Ketua Komisi B DPRK Subulussalam, Hasbullah, yang turun langsung ke lokasi, memverifikasi sendiri bahwa barcode kayu tak bisa dipindai. Ia bahkan menyatakan bahwa tidak ada satu pun dokumen yang dapat membuktikan legalitas sumber kayu tersebut. “Ini sangat serius. Negara sedang diperdaya di tanahnya sendiri,” tegasnya. Tetapi hingga kini, tidak ada tindakan nyata. Tidak ada penyegelan, tidak ada penangkapan. Semua pihak saling diam, seakan sudah terbiasa dengan skandal kehutanan.
Video eksklusif yang diperoleh dari warga bahkan menunjukkan alat berat tengah mengangkut kayu gelondongan dari dalam hutan, jelas melanggar larangan resmi pemerintah. Kegiatan ini bukan dilakukan diam-diam di malam hari, tapi di siang bolong, menunjukkan betapa percaya dirinya para pelaku bahwa tidak akan ada konsekuensi hukum apa pun.
Negara sedang kalah telak. Hukum kehilangan wibawanya. Surat edaran tinggal kertas mati yang tak digubris. Kementerian Kehutanan belum tampak hadir, seolah buta terhadap kejahatan yang begitu gamblang. Aparat penegak hukum pun belum menggerakkan satu pun tim investigasi. Ketiadaan respon ini justru membuka ruang aman bagi mafia kayu dan jaringan pembalak liar untuk terus memperluas aksi mereka.

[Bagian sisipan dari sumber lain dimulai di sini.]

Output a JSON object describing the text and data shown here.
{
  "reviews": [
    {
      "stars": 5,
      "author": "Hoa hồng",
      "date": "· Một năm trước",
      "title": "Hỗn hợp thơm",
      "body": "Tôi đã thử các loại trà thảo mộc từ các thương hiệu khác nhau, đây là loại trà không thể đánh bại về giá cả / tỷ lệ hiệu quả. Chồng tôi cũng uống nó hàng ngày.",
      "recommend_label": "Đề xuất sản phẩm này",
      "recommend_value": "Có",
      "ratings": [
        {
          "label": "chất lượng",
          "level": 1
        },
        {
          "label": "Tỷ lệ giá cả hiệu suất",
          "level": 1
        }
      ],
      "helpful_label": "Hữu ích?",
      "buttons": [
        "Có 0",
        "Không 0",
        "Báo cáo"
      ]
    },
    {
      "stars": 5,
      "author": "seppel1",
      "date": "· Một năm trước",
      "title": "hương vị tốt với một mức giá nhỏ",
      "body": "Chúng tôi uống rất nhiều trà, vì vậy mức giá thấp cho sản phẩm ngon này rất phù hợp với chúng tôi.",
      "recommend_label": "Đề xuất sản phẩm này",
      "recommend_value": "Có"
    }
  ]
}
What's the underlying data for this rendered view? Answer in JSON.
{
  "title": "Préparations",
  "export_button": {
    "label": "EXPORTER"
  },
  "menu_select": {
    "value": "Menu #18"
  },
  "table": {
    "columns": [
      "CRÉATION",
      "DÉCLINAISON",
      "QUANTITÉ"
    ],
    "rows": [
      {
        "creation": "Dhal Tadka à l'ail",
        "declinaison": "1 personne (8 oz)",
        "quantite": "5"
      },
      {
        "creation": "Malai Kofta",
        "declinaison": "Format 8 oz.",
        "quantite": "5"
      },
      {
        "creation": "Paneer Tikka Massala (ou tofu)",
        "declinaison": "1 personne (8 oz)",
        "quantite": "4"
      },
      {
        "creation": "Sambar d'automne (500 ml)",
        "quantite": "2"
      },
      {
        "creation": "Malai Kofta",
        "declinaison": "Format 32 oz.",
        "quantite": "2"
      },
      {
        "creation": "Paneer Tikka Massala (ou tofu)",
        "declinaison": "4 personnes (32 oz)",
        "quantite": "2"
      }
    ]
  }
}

Jika pelanggaran ini tidak segera diusut dan ditindak tegas, Subulussalam hanya tinggal menunggu waktu menjadi titik nol deforestasi massal. Hutan sebagai paru-paru kawasan akan hancur, dan semua itu akan terjadi di bawah pengawasan pasif lembaga-lembaga negara yang seharusnya melindunginya. Situasi ini lebih dari sekadar pelanggaran administratif—ini adalah penghinaan terhadap martabat hukum Indonesia.
UU No. 18 Tahun 2013 tentang Pencegahan dan Pemberantasan Perusakan Hutan jelas menyatakan bahwa pembalakan liar bisa dihukum maksimal 15 tahun penjara dan denda hingga Rp5 miliar. Tapi semua itu hanya bunyi teks undang-undang, ketika praktik di lapangan membuktikan bahwa negara memilih bungkam, takut, atau—yang lebih mengerikan—ikut bermain di dalamnya.
Subulussalam sedang berdarah, tapi tidak oleh banjir atau longsor, melainkan oleh kebisuan aparat dan ketidakberdayaan lembaga. Jika negara tidak segera hadir secara nyata, maka jangan salahkan rakyat jika mulai meragukan siapa sesungguhnya yang sedang berkuasa di hutan kita: pemerintah, atau mafia kayu?